The first opportunity we see is to Johnson & Johnson’s Revenue growth over the coming years. Now that lockdown restrictions are being lifted in most of the cities, the healthcare institutions have begun attending to elective surgeries, which were deferred earlier. This means a gradual increase in hospital visits, number of procedures performed, and higher number of prescriptions issued, boding well for Johnson & Johnson. The company’s 3 important drugs – Imbruvica, Darzalex, and Stelara – are gaining market share, and they will likely garner over $20 billion in 2022 sales, reflecting a strong 60% growth since 2019.

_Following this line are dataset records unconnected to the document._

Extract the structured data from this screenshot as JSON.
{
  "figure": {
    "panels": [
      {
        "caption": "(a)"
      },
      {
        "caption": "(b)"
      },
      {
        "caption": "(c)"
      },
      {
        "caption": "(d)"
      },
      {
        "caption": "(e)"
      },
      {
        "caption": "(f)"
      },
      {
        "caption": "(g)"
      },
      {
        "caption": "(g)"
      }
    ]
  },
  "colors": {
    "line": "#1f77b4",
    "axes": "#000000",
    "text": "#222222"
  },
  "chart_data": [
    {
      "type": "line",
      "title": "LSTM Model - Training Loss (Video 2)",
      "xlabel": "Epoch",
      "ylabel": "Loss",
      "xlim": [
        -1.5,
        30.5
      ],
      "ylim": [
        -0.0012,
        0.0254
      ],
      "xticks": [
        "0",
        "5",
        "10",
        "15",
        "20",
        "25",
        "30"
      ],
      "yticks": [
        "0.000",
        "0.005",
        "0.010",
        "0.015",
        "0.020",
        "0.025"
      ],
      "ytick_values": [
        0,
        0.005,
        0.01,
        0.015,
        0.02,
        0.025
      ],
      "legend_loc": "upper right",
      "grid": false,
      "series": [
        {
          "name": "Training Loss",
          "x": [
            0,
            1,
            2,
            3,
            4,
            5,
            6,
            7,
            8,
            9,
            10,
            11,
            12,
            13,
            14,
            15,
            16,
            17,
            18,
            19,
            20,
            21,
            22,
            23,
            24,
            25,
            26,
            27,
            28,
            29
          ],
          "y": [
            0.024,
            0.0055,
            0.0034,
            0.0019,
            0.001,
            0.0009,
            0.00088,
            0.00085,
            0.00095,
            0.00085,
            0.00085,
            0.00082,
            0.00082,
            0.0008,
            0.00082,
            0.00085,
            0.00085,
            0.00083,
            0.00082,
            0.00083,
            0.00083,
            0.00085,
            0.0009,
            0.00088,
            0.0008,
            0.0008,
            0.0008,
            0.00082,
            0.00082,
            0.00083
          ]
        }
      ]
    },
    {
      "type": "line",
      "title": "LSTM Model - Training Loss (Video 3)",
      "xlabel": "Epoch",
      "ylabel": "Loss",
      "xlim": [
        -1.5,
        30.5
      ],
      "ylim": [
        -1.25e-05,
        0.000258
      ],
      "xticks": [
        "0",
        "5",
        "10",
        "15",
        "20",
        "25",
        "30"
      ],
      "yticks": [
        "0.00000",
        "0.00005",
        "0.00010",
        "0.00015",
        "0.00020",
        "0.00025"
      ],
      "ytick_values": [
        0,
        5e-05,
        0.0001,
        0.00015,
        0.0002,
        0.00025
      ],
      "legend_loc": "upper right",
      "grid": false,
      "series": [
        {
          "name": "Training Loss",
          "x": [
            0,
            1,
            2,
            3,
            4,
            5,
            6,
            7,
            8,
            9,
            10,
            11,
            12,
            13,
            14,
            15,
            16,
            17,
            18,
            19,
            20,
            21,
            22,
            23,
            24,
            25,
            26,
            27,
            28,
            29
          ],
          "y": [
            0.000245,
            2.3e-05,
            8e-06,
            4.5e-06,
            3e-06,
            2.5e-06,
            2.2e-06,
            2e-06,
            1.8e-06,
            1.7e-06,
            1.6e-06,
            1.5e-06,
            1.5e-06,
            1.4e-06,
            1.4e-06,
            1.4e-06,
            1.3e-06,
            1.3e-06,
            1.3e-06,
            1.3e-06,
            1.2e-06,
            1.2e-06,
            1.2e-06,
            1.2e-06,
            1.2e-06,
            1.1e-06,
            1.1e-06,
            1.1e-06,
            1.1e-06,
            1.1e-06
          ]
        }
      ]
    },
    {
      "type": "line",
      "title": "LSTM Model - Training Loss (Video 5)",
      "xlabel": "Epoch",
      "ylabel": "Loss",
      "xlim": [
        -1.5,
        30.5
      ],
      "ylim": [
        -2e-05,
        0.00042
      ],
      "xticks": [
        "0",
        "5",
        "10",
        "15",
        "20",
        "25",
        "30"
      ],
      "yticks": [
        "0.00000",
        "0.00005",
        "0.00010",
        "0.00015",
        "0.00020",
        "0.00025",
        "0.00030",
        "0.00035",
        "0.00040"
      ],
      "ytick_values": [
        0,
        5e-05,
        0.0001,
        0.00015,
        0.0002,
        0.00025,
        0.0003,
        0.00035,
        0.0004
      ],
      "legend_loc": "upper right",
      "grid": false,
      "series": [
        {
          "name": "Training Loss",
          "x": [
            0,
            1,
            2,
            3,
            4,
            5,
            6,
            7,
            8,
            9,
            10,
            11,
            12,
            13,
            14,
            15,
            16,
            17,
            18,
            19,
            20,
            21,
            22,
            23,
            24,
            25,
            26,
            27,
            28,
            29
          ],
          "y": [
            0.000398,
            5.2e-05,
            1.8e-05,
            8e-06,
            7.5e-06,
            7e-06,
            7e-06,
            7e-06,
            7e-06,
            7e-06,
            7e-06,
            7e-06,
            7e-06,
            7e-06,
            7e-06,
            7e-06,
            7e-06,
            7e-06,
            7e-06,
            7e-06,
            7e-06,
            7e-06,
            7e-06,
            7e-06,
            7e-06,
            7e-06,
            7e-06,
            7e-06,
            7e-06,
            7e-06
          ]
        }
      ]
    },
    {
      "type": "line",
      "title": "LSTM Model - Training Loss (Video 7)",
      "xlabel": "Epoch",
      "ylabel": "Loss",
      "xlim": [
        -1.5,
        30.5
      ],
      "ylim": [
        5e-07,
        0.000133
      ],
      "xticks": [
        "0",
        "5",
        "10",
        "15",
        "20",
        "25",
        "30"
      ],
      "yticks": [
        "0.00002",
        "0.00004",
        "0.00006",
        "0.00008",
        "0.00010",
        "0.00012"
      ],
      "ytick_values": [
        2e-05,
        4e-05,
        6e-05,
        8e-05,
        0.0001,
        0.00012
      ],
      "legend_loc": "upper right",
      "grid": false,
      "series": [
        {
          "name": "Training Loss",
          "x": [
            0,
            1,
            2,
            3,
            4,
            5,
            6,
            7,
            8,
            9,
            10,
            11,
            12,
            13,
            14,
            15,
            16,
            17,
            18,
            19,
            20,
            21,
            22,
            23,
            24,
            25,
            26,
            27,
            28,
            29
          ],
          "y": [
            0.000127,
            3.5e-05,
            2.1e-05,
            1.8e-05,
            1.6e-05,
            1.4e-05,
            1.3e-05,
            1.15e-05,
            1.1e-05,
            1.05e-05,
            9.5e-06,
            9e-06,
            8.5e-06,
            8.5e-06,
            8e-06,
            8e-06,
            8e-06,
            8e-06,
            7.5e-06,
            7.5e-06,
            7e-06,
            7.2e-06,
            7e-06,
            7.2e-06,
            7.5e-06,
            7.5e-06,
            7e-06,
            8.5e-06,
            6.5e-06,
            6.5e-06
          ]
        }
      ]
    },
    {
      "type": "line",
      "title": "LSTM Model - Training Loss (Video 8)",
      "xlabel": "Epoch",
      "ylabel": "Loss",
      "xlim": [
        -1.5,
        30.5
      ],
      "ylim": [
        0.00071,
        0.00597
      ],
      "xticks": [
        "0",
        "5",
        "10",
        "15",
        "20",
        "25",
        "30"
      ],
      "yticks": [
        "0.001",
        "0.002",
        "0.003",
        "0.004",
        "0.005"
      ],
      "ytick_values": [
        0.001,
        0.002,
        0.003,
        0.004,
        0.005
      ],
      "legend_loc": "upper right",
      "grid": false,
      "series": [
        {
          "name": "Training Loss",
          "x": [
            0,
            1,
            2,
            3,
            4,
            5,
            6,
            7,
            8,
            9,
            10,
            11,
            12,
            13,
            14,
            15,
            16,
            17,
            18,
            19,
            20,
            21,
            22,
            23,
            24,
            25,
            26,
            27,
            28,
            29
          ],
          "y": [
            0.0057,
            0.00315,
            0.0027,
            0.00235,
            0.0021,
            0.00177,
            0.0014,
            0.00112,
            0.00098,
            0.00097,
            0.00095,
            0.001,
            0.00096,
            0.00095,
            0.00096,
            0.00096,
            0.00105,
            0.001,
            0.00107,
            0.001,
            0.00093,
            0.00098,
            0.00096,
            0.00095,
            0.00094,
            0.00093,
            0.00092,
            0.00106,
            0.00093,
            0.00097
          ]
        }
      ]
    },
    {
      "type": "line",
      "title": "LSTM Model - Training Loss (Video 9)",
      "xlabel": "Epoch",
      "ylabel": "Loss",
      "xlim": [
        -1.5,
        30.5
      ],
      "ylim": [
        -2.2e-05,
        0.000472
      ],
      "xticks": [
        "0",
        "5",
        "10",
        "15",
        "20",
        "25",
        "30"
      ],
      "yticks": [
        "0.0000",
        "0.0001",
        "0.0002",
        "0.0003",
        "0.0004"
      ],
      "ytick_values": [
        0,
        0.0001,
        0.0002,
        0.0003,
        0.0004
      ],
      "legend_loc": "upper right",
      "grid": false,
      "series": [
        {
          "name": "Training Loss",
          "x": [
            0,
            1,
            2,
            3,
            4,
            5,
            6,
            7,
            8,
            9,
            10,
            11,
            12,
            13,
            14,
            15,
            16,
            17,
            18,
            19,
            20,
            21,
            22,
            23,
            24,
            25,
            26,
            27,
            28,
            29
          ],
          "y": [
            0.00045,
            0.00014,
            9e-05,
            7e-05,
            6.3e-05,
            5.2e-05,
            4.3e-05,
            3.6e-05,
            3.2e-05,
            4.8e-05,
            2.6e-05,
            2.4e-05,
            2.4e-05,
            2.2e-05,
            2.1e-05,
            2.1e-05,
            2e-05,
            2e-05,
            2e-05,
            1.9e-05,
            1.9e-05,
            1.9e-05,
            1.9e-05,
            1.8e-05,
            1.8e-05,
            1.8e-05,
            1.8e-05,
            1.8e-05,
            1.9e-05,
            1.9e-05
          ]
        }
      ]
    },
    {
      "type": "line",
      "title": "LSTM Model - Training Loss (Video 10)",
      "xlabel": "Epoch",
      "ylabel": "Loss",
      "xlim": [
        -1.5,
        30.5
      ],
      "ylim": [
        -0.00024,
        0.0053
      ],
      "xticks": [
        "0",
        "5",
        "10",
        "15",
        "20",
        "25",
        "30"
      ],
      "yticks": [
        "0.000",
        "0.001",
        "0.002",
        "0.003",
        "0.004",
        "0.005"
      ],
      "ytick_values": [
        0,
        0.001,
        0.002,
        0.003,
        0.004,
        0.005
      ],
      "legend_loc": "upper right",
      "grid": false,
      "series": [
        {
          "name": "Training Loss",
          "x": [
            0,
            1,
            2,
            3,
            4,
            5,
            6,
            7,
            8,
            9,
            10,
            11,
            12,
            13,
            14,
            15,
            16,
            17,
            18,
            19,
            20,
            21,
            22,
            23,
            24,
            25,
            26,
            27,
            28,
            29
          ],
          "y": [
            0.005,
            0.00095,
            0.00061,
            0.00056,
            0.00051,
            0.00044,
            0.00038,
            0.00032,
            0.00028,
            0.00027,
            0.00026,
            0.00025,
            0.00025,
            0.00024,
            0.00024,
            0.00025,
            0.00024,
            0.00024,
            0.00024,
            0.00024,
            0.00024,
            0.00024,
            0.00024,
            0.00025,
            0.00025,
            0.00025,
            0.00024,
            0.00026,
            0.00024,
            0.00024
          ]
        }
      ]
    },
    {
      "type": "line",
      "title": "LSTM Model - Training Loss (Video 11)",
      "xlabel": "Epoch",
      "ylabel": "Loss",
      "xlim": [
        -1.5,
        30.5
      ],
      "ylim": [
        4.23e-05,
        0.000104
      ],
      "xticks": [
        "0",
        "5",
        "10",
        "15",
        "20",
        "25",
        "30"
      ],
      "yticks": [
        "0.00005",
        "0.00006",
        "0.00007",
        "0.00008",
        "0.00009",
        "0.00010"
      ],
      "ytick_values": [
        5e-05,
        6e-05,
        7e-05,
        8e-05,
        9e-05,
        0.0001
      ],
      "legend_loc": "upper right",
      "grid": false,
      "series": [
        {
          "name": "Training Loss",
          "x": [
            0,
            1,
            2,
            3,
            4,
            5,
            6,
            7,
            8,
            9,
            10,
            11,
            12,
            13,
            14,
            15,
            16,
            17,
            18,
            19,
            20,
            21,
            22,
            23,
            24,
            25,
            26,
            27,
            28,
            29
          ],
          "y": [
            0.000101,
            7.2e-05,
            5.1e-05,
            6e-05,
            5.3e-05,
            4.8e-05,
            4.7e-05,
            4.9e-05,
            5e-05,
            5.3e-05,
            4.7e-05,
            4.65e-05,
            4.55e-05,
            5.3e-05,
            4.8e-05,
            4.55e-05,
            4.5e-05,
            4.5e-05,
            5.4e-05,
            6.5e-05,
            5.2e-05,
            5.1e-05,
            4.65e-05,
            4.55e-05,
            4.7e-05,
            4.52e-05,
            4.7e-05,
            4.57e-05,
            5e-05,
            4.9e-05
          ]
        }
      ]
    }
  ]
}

The second key opportunity stems from Johnson & Johnson’s valuation multiple compared to its peers. The stock now trades at 18x its projected 2020 adjusted earnings per share of about $8.01. In comparison, to earn close to $8 per year from a bank, you’d have to deposit about $800 in a savings account today (assuming 1% interest rate), so about 100x desired earnings. At Johnson & Johnson’s current share price of roughly $145, we are talking about a P/E multiple of around 18x based on expected 2020 adjusted earnings of $8.01, lower than the levels of 19x seen in 2017. And we think a figure closer to 22x will be appropriate. While the 22x number appears high compared to levels seen over the recent years, it is due to the fact that 2020 EPS will be lower given the impact of Covid-19. The estimated Non-GAAP EPS of $8.01 in 2020 compares with $8.18 and $8.68 figures seen in 2018 and 2019 respectively. With the company’s businesses expected to see steady growth from next year, and market share gains for some of Johnson & Johnson’s blockbuster drugs, clubbed with margin expansion due to better product mix and cost cutting measures, will result in strong earnings growth over the coming years. In fact, we estimate the 2021 Non-GAAP EPS to be $9.02 per share, and at the current price of $145, JNJ stock is trading at just 16x 2021 (expected) earnings. Also, Johnson & Johnson’s P/E multiple is lower compared to some of its peers, such as Eli Lilly which currently trades at 20x its projected 2020 earnings, while Abbott trades at 33x.
That said, there is a near term risk in the company’s Medical Devices segment.
Given the current Covid-19 pandemic, several types of elective surgeries were postponed in the first half of the year, resulting in a significant impact on the Medical Devices business for Johnson & Johnson. In fact, the company saw a massive 34% dip in Medical Devices segment sales in Q2. However, the situation improved in Q3 with economies gradually opening up, and the segment sales were down only 3.6% (y-o-y) in Q3. Seeing the recovery, Johnson & Johnson also raised its earnings guidance for the full year to be in the range of $7.95 to $8.05 on an adjusted and per-share basis, compared to the earlier provided range of $7.75 and $7.95.
The actual recovery and its timing hinge on the broader containment of the coronavirus spread. Our dashboard Trends In U.S. Covid-19 Cases provides an overview of how the pandemic has been spreading in the U.S. and contrasts with trends in Brazil and Russia. Following the Fed stimulus — which set a floor on fear — the market has been willing to “look through” the current weak period and take a longer-term view. With investors focusing their attention on 2021 results, the valuations become important in finding value. Though market sentiment can be fickle, and evidence of an uptick in new cases could spook investors once again.